Out of character, Servillo’s face loses a little of its intrigue. He looks normal, speaks neutrally, whatever the content. I ask at one point why Sorrentino’s films are more acclaimed outside Italy, where people can’t hope to pick up the nuances (there’s a fair bit in this one about the specific disposition of the Neapolitan flâneur). “I don’t really care,” he says, mild and smiling, and meaning it.

The Great Beauty is intentionally overwhelming; its feast of riches borderline nauseating. In an early scene, a Japanese tourist keels over while sightseeing; perhaps with the heat, more likely intoxicated by the visuals. Ultimately, it suggests that only by living in poverty can one hope to survive such a saturated environment.

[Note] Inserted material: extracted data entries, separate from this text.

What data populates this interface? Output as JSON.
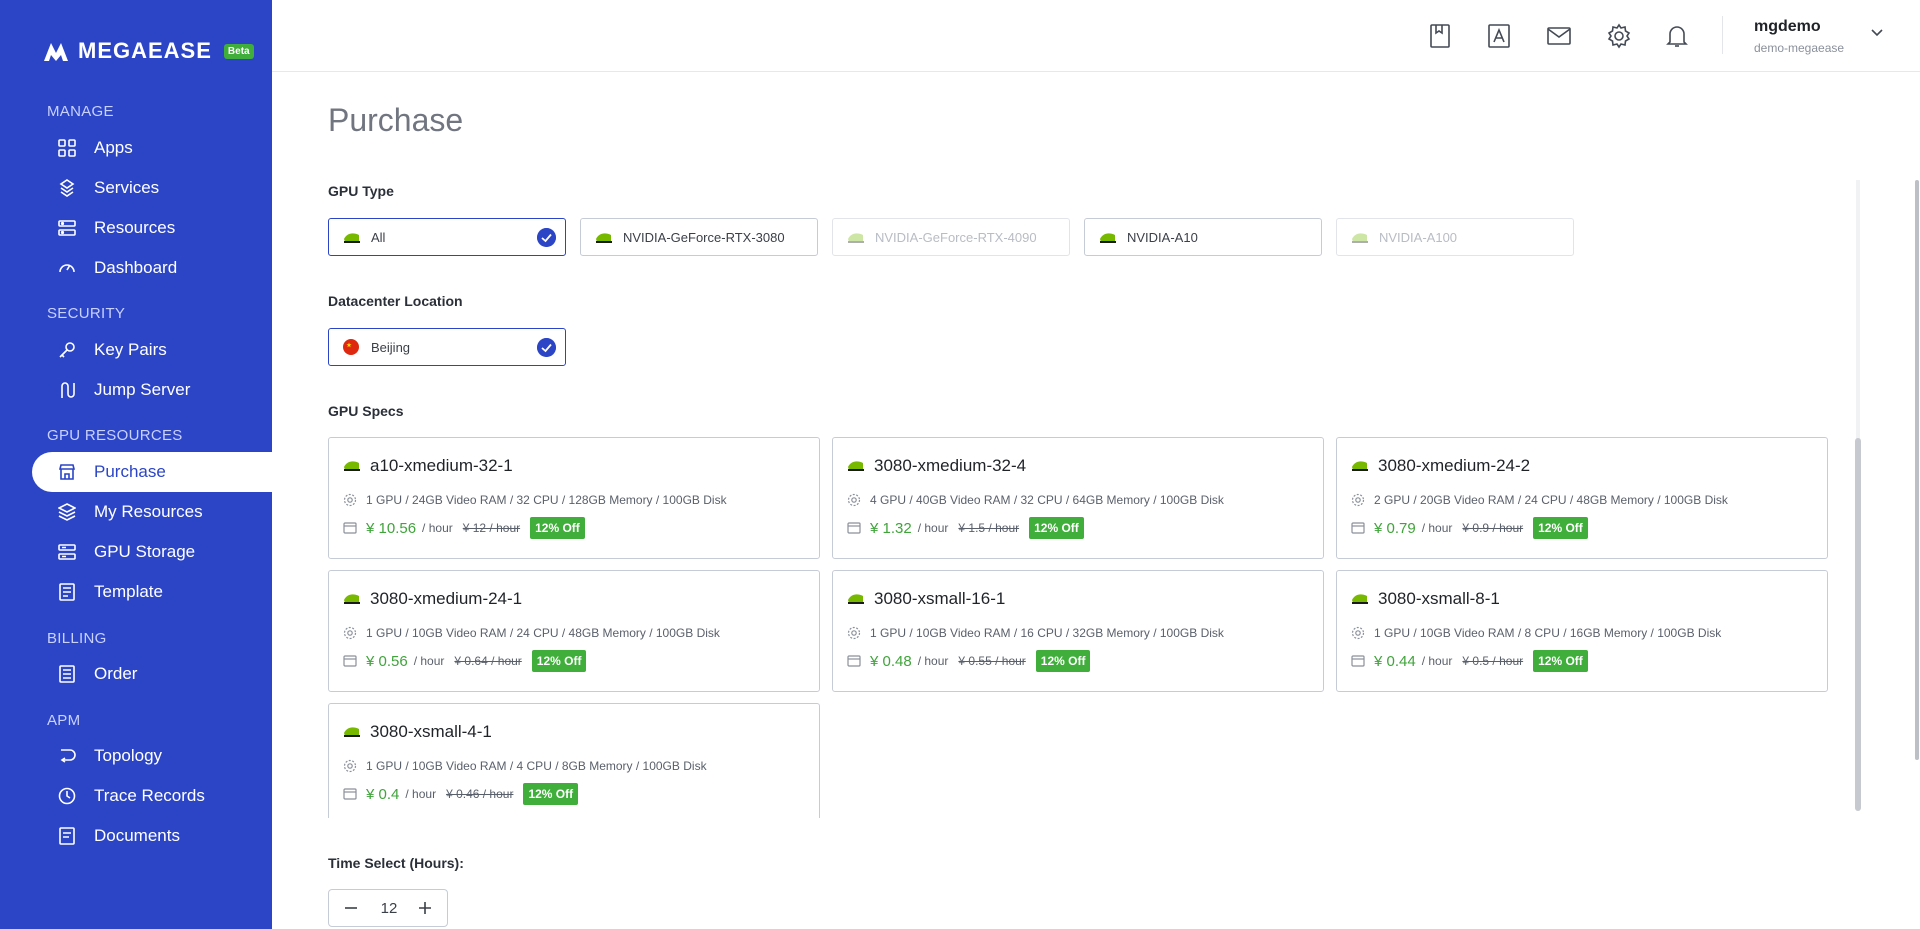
{
  "brand": {
    "name": "MEGAEASE",
    "badge": "Beta"
  },
  "sidebar": {
    "sections": [
      {
        "label": "MANAGE"
      },
      {
        "label": "SECURITY"
      },
      {
        "label": "GPU RESOURCES"
      },
      {
        "label": "BILLING"
      },
      {
        "label": "APM"
      }
    ],
    "items": [
      {
        "label": "Apps",
        "icon": "grid-icon"
      },
      {
        "label": "Services",
        "icon": "services-icon"
      },
      {
        "label": "Resources",
        "icon": "server-icon"
      },
      {
        "label": "Dashboard",
        "icon": "gauge-icon"
      },
      {
        "label": "Key Pairs",
        "icon": "key-icon"
      },
      {
        "label": "Jump Server",
        "icon": "jump-server-icon"
      },
      {
        "label": "Purchase",
        "icon": "store-icon",
        "active": true
      },
      {
        "label": "My Resources",
        "icon": "layers-icon"
      },
      {
        "label": "GPU Storage",
        "icon": "storage-icon"
      },
      {
        "label": "Template",
        "icon": "template-icon"
      },
      {
        "label": "Order",
        "icon": "order-icon"
      },
      {
        "label": "Topology",
        "icon": "topology-icon"
      },
      {
        "label": "Trace Records",
        "icon": "clock-icon"
      },
      {
        "label": "Documents",
        "icon": "document-icon"
      }
    ]
  },
  "header": {
    "icons": [
      "bookmark-icon",
      "contacts-icon",
      "mail-icon",
      "gear-icon",
      "bell-icon"
    ],
    "user": {
      "name": "mgdemo",
      "org": "demo-megaease"
    }
  },
  "main": {
    "title": "Purchase",
    "gpu_type": {
      "label": "GPU Type",
      "options": [
        {
          "label": "All",
          "selected": true,
          "disabled": false
        },
        {
          "label": "NVIDIA-GeForce-RTX-3080",
          "selected": false,
          "disabled": false
        },
        {
          "label": "NVIDIA-GeForce-RTX-4090",
          "selected": false,
          "disabled": true
        },
        {
          "label": "NVIDIA-A10",
          "selected": false,
          "disabled": false
        },
        {
          "label": "NVIDIA-A100",
          "selected": false,
          "disabled": true
        }
      ]
    },
    "location": {
      "label": "Datacenter Location",
      "options": [
        {
          "label": "Beijing",
          "selected": true
        }
      ]
    },
    "specs": {
      "label": "GPU Specs",
      "per": "/ hour",
      "items": [
        {
          "name": "a10-xmedium-32-1",
          "spec": "1 GPU / 24GB Video RAM / 32 CPU / 128GB Memory / 100GB Disk",
          "price": "¥ 10.56",
          "original": "¥ 12 / hour",
          "discount": "12% Off"
        },
        {
          "name": "3080-xmedium-32-4",
          "spec": "4 GPU / 40GB Video RAM / 32 CPU / 64GB Memory / 100GB Disk",
          "price": "¥ 1.32",
          "original": "¥ 1.5 / hour",
          "discount": "12% Off"
        },
        {
          "name": "3080-xmedium-24-2",
          "spec": "2 GPU / 20GB Video RAM / 24 CPU / 48GB Memory / 100GB Disk",
          "price": "¥ 0.79",
          "original": "¥ 0.9 / hour",
          "discount": "12% Off"
        },
        {
          "name": "3080-xmedium-24-1",
          "spec": "1 GPU / 10GB Video RAM / 24 CPU / 48GB Memory / 100GB Disk",
          "price": "¥ 0.56",
          "original": "¥ 0.64 / hour",
          "discount": "12% Off"
        },
        {
          "name": "3080-xsmall-16-1",
          "spec": "1 GPU / 10GB Video RAM / 16 CPU / 32GB Memory / 100GB Disk",
          "price": "¥ 0.48",
          "original": "¥ 0.55 / hour",
          "discount": "12% Off"
        },
        {
          "name": "3080-xsmall-8-1",
          "spec": "1 GPU / 10GB Video RAM / 8 CPU / 16GB Memory / 100GB Disk",
          "price": "¥ 0.44",
          "original": "¥ 0.5 / hour",
          "discount": "12% Off"
        },
        {
          "name": "3080-xsmall-4-1",
          "spec": "1 GPU / 10GB Video RAM / 4 CPU / 8GB Memory / 100GB Disk",
          "price": "¥ 0.4",
          "original": "¥ 0.46 / hour",
          "discount": "12% Off"
        }
      ]
    },
    "time": {
      "label": "Time Select (Hours):",
      "value": "12"
    }
  },
  "colors": {
    "sidebar": "#2b45c6",
    "accent": "#2b45c6",
    "price": "#3fa43a",
    "discount": "#3fae3a"
  }
}
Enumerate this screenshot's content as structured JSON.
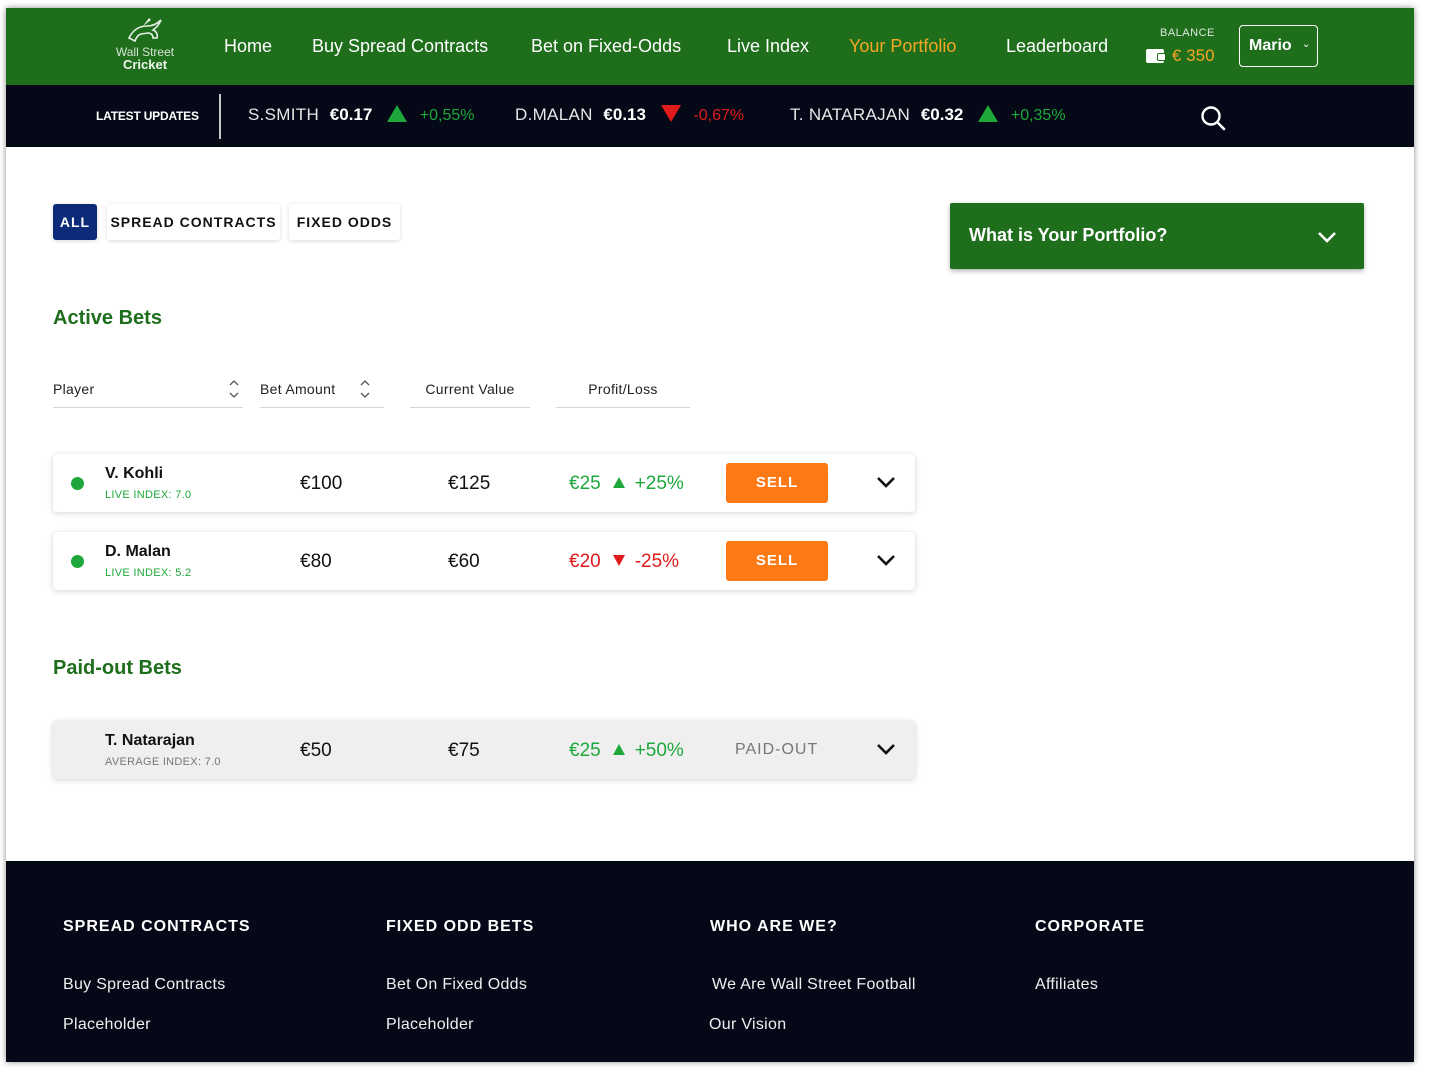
{
  "brand": {
    "line1": "Wall Street",
    "line2": "Cricket"
  },
  "nav": {
    "items": [
      {
        "label": "Home"
      },
      {
        "label": "Buy Spread Contracts"
      },
      {
        "label": "Bet on Fixed-Odds"
      },
      {
        "label": "Live Index"
      },
      {
        "label": "Your Portfolio"
      },
      {
        "label": "Leaderboard"
      }
    ],
    "active_item": "Your Portfolio",
    "balance_label": "BALANCE",
    "balance_value": "€ 350",
    "user_name": "Mario"
  },
  "ticker": {
    "label": "LATEST UPDATES",
    "items": [
      {
        "name": "S.SMITH",
        "price": "€0.17",
        "change": "+0,55%",
        "direction": "up"
      },
      {
        "name": "D.MALAN",
        "price": "€0.13",
        "change": "-0,67%",
        "direction": "down"
      },
      {
        "name": "T. NATARAJAN",
        "price": "€0.32",
        "change": "+0,35%",
        "direction": "up"
      }
    ]
  },
  "filters": {
    "tabs": [
      {
        "label": "ALL"
      },
      {
        "label": "SPREAD CONTRACTS"
      },
      {
        "label": "FIXED ODDS"
      }
    ],
    "active": "ALL"
  },
  "active_bets": {
    "title": "Active Bets",
    "columns": [
      {
        "label": "Player"
      },
      {
        "label": "Bet Amount"
      },
      {
        "label": "Current Value"
      },
      {
        "label": "Profit/Loss"
      }
    ],
    "rows": [
      {
        "player": "V. Kohli",
        "index": "LIVE INDEX: 7.0",
        "amount": "€100",
        "current": "€125",
        "profit": "€25",
        "percent": "+25%",
        "direction": "up",
        "action": "SELL"
      },
      {
        "player": "D. Malan",
        "index": "LIVE INDEX: 5.2",
        "amount": "€80",
        "current": "€60",
        "profit": "€20",
        "percent": "-25%",
        "direction": "down",
        "action": "SELL"
      }
    ]
  },
  "paid_bets": {
    "title": "Paid-out Bets",
    "rows": [
      {
        "player": "T. Natarajan",
        "index": "AVERAGE INDEX: 7.0",
        "amount": "€50",
        "current": "€75",
        "profit": "€25",
        "percent": "+50%",
        "direction": "up",
        "status": "PAID-OUT"
      }
    ]
  },
  "faq": {
    "title": "What is Your Portfolio?"
  },
  "footer": {
    "columns": [
      {
        "heading": "SPREAD CONTRACTS",
        "links": [
          "Buy Spread Contracts",
          "Placeholder"
        ]
      },
      {
        "heading": "FIXED ODD BETS",
        "links": [
          "Bet On Fixed Odds",
          "Placeholder"
        ]
      },
      {
        "heading": "WHO ARE WE?",
        "links": [
          "We Are Wall Street Football",
          "Our Vision"
        ]
      },
      {
        "heading": "CORPORATE",
        "links": [
          "Affiliates"
        ]
      }
    ]
  },
  "colors": {
    "brand_green": "#1e6e1c",
    "navy": "#050816",
    "accent_orange": "#ff7a14",
    "gain": "#1ea83b",
    "loss": "#e01b1b",
    "active_tab": "#0b2a78"
  }
}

“I think that beauty can injure you to death,” nods Servillo. “It can cause an injury that can never be cured. Or it can so traumatise you, your life changes direction. The beauty of the harmony of nature that is for ever lost, or a daily rite that you perform, or diving into the sea for a swim. Those experiences are going to mark you.”

So he is not fearful for the audience’s health, sitting there, soaking it up? “No, no, no,” he says, cigar drumming the table. “Each single gesture of art must be daring. One must not be concerned with the side-effects.”

The Great Beauty is released in the UK on 6 September.